Fuente: https://cronicasilegales.blogspot.com

CALIXTO GARMENDIA

 

 

Ciro Alegría

 

Déjame contarte –le pidió un hombre llamado Remigio Garmendia a otro llamado Anselmo, levantando la cara-. Todos estos días, anoche, esta mañana, aun esta tarde, he recordado mucho… Hay momentos en que a uno se le agolpa la vida… Además, debes aprender. La vida, corta o larga, no es de uno solamente.

Sus ojos diáfanos parecían fijos en el tiempo. La voz se le fraguaba hondo y tenía un rudo timbre de emoción. Blandíase a ratos las manos encallecidas.
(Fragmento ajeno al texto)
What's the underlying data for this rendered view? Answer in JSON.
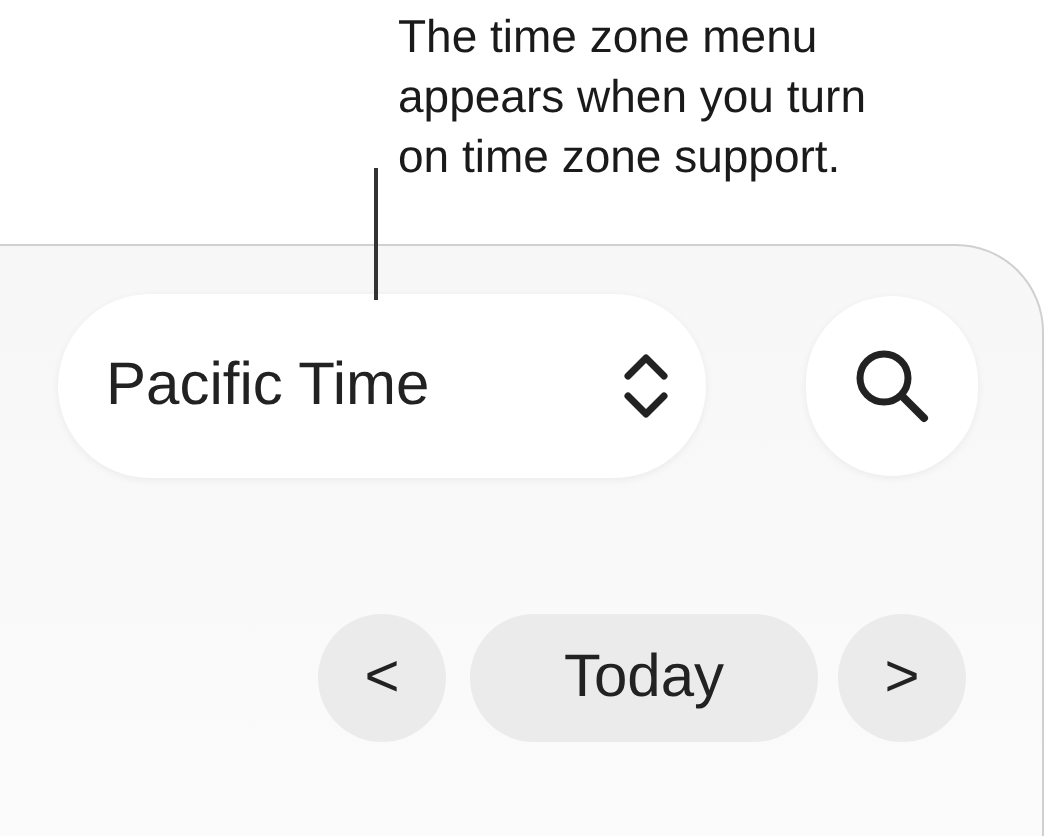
{
  "callout": {
    "lines": [
      "The time zone menu",
      "appears when you turn",
      "on time zone support."
    ]
  },
  "toolbar": {
    "time_zone_menu": {
      "value": "Pacific Time"
    }
  },
  "navigation": {
    "previous": "<",
    "today": "Today",
    "next": ">"
  }
}
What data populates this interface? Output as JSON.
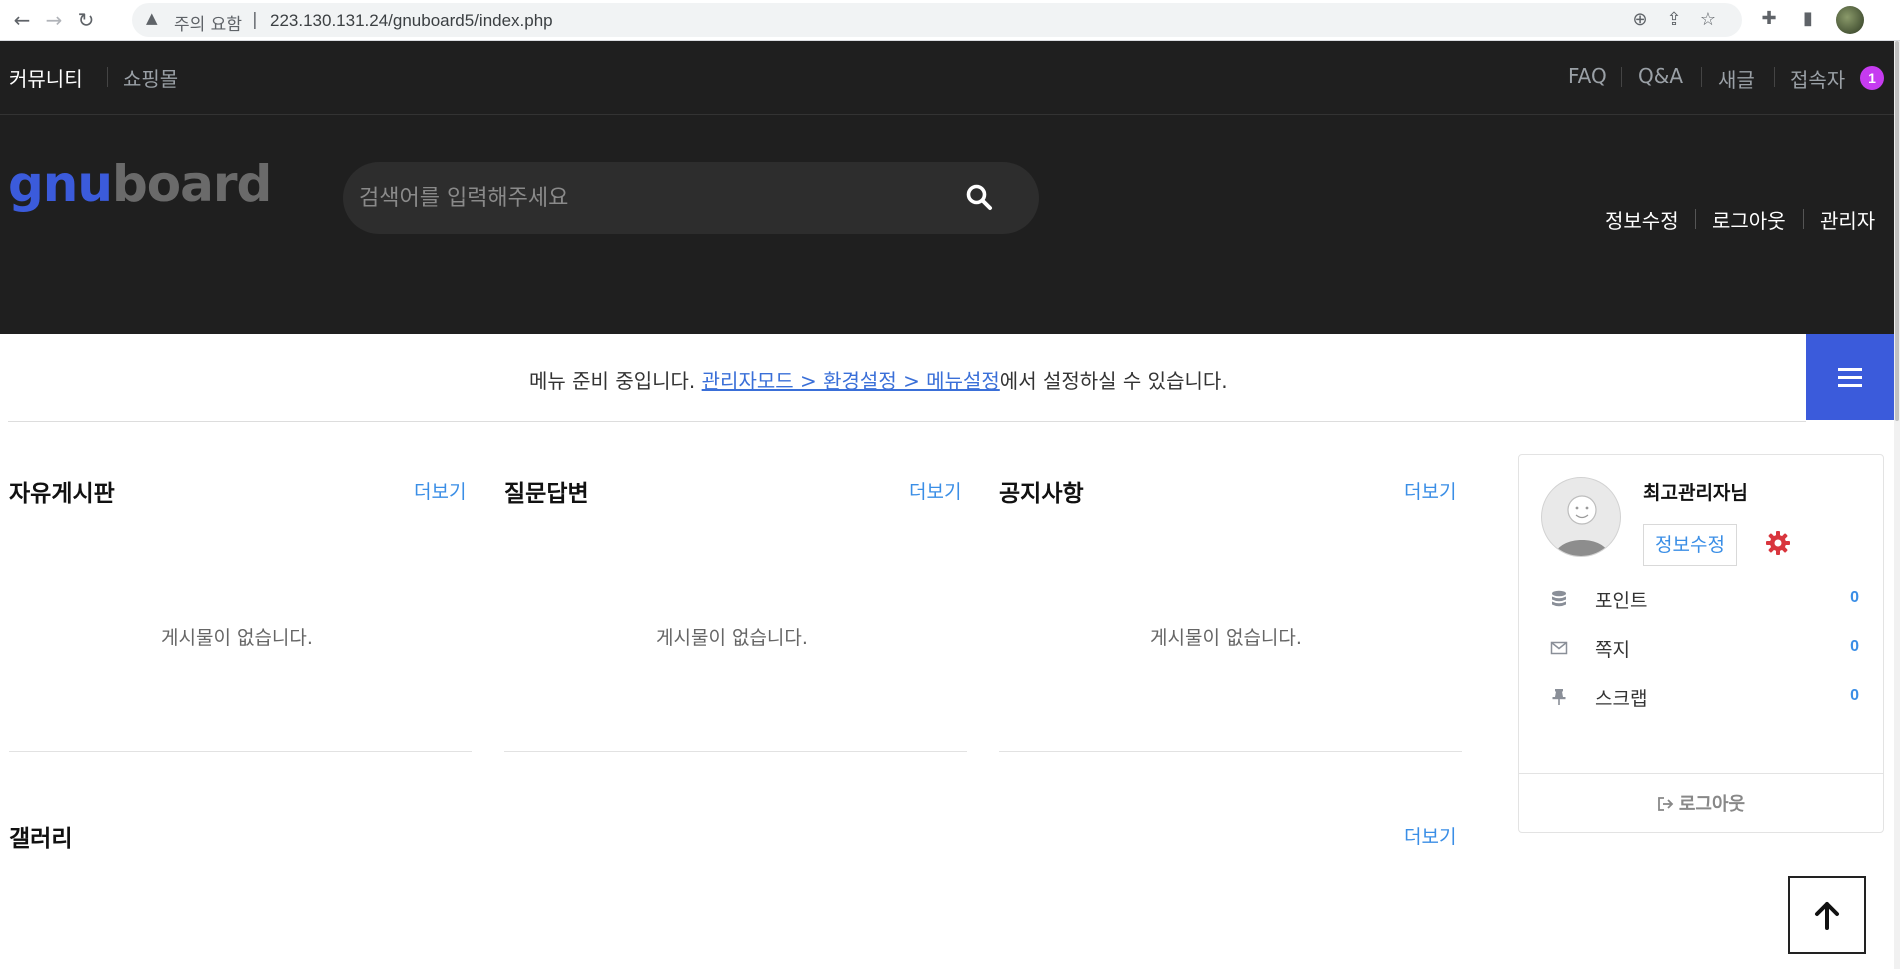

Yo nací arriba, en un pueblito de los Andes. Mi padre era carpintero y me mandó a la escuela. Hasta el segundo de primaria era todo lo que había. Y eso que tuve suerte de nacer en el pueblo, porque los niños del campo se quedaban sin escuela. Fuera de su carpintería, mi padre tenía un terrenito al lado del pueblo, pasando la quebrada, y lo cultivaba con la ayuda de algunos indios a los que pagaba en plata o con obritas de carpintería: que al cabo de una lampa o de hacha, que una mesita, en fin. Desde un extremo del corredor de mi casa, veíamos a amarillear el trigo, verdear el maíz, azulear las habas en nuestra pequeña tierra. Daba gusto. Con la comida y la carpintería, teníamos bastante, considerando nuestra pobreza. A causa de tener algo y también de su carácter, mi padre no agachaba la cabeza ante nadie. Su banco de carpintero estaba en el corredor de la casa, dando a la calle. Pasaba el alcalde. “Buenos días, señor”, decía mi padre, y se acabó. Pasaba el subprefecto. “Buenos días, señor”, y asunto concluido. Pasaba el alférez de gendarmes. “Buenos días, alférez, y nada más. Pasaba el juez y lo mismo. Asé era mi padre con los mandones. Ellos hubieran querido que les tuviera miedo o les pidiese o les debiera algo. Se acostumbran a todo eso los que mandan. Mi padre les disgustaba. Y no acaba allí la cosa. De repente venía gente del pueblo, ya sea indios, cholos o blancos pobres. De a diez, de a veinte, o también en poblada llegaban. “Don Calixto, encabécenos para hacer este reclamo”.Mi padre se llamaba Calixto. Oía de lo que se trataba, si le parecía bien aceptaba y salía a la cabeza de la gente que daba vivas y metía hasta harta bulla, para hacer el reclamo. Hablaron buena palabra. A veces hacía ganara a los reclamadores y otras perdía, pero el pueblo siempre le tenía confianza. Abuso que se cometía, ahí estaba mi padre para reclamar al frente de los perjudicados. Las autoridades y los ricos del pueblo, dueños de haciendas y fundos, le tenían echado el ojo para partirlo en la primera ocasión. Él ni se daba cuenta y vivía como si nada le pudiera pasar. Había hecho un sillón grande, que ponía en el corredor. Ahí solía sentarse, por las tardes, a conversar con los amigos. “Los que necesitamos es justicia”, decía. “El día que el Perú tenga justicia, será grande”. No dudaba de que la habría y se torcía los mostachos con satisfacción, predicando: “No debemos consentir abusos”.
Sucedió que vino una epidemia de tifo, y el panteón del pueblo se llenó con los muertos del propio pueblo y los que traían del campo. Entonces, las autoridades echaron mano de nuestro terrenito para panteón. Mi padre protestó diciendo que tomaran tierra de los ricos, cuyas haciendas llegaban hasta la propia salida del pueblo. Dieron de pretexto que el terreno de mi padre estaba ya cercado. Pusieron gendarmes y comenzó el entierro de los muertos. Quedaron a darle una indemnización de setecientos soles, que era algo en esos años, pero que autorización, que requisitos, que papeleo, que no hay plata en este momento… Se la estaban cobrando a mi padre, para ejemplo de reclamadores. Un día, después de discutir con el alcalde, mi viejo se puso a afilar una cuchilla y, para ir a lo seguro, también un formón. Mi madre algo le vería en la cara y se le prendió del cogote y le lloró diciéndole que nada sacaba con ir a la cárcel y dejarnos a nosotros desamparados. Mi padre se contuvo como quebrándose. Yo era niño entonces y me acuerdo de todo eso como si hubiera pasado esta tarde.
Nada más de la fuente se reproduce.